Crise, livres électroniques, piratage, plateformes web... Aucune menace ne freine l'ardeur de libraires «fous» de Barcelone, capitale littéraire du monde hispanophone, qui se réinventent pour créer de véritables centres culturels.

Montserrat Serrano, joyeuse propriétaire de la librairie Bernat, est l'une d'entre elles.

Pour Bernat, la journée mondiale du livre, samedi 23, sera très spéciale: elle fêtera l'anniversaire de son agrandissement il y a six ans, en pleine crise, pour sauver un commerce fondé en 1978 et au bord du gouffre. Montserrat Serrano a quitté son local de 40 mètres carrés pour s'installer dans l'établissement voisin, un ancien sex-shop, et y ouvrir un café-librairie.

«Nous devions changer. Ou nous nous réinventions, ou il aurait été impossible de tenir», explique la libraire en fauteuil roulant. «J'ai décidé d'agrandir le local pour survivre. Je suis une folle, je ne connais pas de limites!».

Autour d'elle, des tables du café, presque toutes occupées, alternent avec des étagères débordantes de livres. Au fond, un grand espace est consacré aux conférences littéraires, à des cafés-débats sur le cinéma, concerts, tournois de jeux de société ou cours de langue.

«On transforme la librairie en lieu de rencontre, il y a beaucoup de mouvement et on fidélise le client», explique-t-elle. Mais la situation reste difficile: «Nous avons du mal à boucler les comptes. Au moindre imprévu, tout vacille».

«Crise persistante et profonde»

En 2014, l'industrie du livre a facturé 2,19 milliards d'euros, 30% de moins qu'en 2008, un retour à des niveaux d'il y a 20 ans, selon la fédération espagnole des éditeurs.

Selon l'Institut national de la statistique, entre 2008 et 2013, l'Espagne est passée de 7074 à 5864 librairies. À Barcelone, des lieux emblématiques ont fermé, comme la librairie Catalonia, qui avait survécu à un incendie pendant la guerre civile (1936-1939) mais pas à la hausse de son loyer.

«La crise a été longue, persistante et profonde», se désole Antoni Daura, président du syndicat de libraires de Catalogne. «Mais il y a eu des entrepreneurs, des gens qui ont ouvert avec des profils très spécialisés et des dimensions très réduites».

«Il y a eu une crise économique, mais pas une crise culturelle», ajoute Abel Custillas, fondateur de la Calders, devenue un site de référence à Barcelone depuis son ouverture en avril 2014.

«Des maisons d'édition très intéressantes et des auteurs très attirants sont apparus, on réédite et on traduit des livres de grande qualité», souligne-t-il entre les murs décrépis de son établissement.

Avec son associée, Isabel Sucunza, ils parient sur le «boom» des éditeurs indépendants apparus ces dernières années et qui se consolident grâce à des produits de grande qualité malgré leur petite taille et leurs budgets très serrés.

Transmettre la passion des livres

«Nous, les nouveaux libraires, nous ne nous fondons pas exclusivement sur des critères commerciaux.

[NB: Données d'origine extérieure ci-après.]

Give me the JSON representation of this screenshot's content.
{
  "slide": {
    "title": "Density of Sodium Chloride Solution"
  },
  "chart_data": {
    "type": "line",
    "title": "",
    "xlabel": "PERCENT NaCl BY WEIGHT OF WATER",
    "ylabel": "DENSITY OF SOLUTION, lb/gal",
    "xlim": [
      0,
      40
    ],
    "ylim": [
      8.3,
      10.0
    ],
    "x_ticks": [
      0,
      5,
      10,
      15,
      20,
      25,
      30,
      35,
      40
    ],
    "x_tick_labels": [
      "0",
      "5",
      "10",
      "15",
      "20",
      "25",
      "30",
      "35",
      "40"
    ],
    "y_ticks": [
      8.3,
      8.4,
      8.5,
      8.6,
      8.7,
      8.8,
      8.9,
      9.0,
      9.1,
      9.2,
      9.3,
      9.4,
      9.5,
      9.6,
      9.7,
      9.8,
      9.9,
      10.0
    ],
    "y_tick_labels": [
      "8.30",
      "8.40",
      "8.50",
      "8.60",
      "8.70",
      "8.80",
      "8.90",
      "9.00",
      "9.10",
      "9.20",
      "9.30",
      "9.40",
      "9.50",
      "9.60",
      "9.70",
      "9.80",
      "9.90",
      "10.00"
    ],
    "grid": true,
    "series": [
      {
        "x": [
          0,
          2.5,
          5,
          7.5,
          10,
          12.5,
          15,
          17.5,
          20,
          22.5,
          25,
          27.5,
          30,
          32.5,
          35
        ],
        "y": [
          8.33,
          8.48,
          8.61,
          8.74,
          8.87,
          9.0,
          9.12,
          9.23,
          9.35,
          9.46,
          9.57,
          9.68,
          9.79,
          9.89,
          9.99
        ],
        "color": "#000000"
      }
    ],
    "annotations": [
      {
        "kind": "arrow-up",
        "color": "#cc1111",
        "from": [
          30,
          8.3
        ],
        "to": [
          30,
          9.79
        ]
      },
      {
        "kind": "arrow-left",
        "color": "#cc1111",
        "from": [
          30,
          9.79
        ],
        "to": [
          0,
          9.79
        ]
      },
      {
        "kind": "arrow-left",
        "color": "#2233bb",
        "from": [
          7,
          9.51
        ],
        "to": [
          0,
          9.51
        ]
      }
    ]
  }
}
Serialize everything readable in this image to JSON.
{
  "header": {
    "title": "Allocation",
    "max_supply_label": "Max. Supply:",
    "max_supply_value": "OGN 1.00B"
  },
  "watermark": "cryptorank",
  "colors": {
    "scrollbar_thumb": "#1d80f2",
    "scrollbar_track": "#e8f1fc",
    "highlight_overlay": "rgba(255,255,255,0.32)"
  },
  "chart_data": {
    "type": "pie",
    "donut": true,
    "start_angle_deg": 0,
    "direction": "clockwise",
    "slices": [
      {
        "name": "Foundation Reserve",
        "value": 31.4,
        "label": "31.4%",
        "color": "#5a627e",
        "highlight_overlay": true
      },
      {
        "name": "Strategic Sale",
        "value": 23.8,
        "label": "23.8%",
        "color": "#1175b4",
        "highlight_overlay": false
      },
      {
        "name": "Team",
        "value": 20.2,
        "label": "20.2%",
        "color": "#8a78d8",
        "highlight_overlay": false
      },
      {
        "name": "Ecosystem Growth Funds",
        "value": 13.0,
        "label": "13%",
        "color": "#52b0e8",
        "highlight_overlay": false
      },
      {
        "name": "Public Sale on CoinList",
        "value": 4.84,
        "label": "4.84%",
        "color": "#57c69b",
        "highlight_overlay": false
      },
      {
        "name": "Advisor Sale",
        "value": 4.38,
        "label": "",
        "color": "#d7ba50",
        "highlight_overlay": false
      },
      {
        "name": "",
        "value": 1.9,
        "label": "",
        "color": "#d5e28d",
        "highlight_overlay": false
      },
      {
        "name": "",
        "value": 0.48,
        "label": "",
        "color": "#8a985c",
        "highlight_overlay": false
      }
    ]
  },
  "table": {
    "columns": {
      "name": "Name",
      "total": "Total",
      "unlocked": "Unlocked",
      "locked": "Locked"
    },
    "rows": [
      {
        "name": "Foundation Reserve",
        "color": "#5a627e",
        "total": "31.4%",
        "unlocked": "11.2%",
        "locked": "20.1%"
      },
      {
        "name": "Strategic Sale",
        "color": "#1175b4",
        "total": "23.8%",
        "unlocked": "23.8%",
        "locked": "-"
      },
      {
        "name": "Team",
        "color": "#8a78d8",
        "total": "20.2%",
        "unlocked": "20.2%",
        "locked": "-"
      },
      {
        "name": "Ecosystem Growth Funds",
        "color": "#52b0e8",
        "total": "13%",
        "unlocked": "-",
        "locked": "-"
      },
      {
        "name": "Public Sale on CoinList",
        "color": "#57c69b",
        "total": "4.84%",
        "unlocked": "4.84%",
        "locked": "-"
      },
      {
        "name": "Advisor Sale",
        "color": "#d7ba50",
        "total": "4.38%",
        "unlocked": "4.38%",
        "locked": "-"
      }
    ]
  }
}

Nous ne sommes pas des grands magasins, nous faisons très attention à notre sélection», témoigne Xavier Vidal, propriétaire de la librairie No Llegiu («Ne lisez pas» en catalan).

En octobre 2013, il a cessé de travailler comme journaliste pour ouvrir son commerce dans un ancien quartier industriel de Barcelone en pleine transformation.

Depuis, il s'est installé dans un nouveau magasin plus spacieux, s'étendant sur deux étages reliés par un escalier en colimaçon. Ses clients ont donné 17 000 euros (24 250 $ CAN environ) en financement participatif et organisé une chaîne humaine pour le déménagement des livres.

Il est 20h30 et la librairie a fermé, mais Xavier reste encore pour organiser un club de lecture. Aujourd'hui, les participants analysent les deux premiers chapitres de La montagne magique de l'Allemand Thomas Mann.

«Si je reste assis dans ma librairie en attendant que les gens viennent, je peux mourir. Je dois les faire venir, leur transmettre ma passion pour la lecture», explique-t-il.

«C'est quelque chose qui unit tous les nouveaux librairies, concevoir notre librairie comme un centre culturel».

«C'est indispensable pour survivre. Nous devons générer de l'activité pour attirer le public et faire grandir le marché», ajoute Abel Custillas.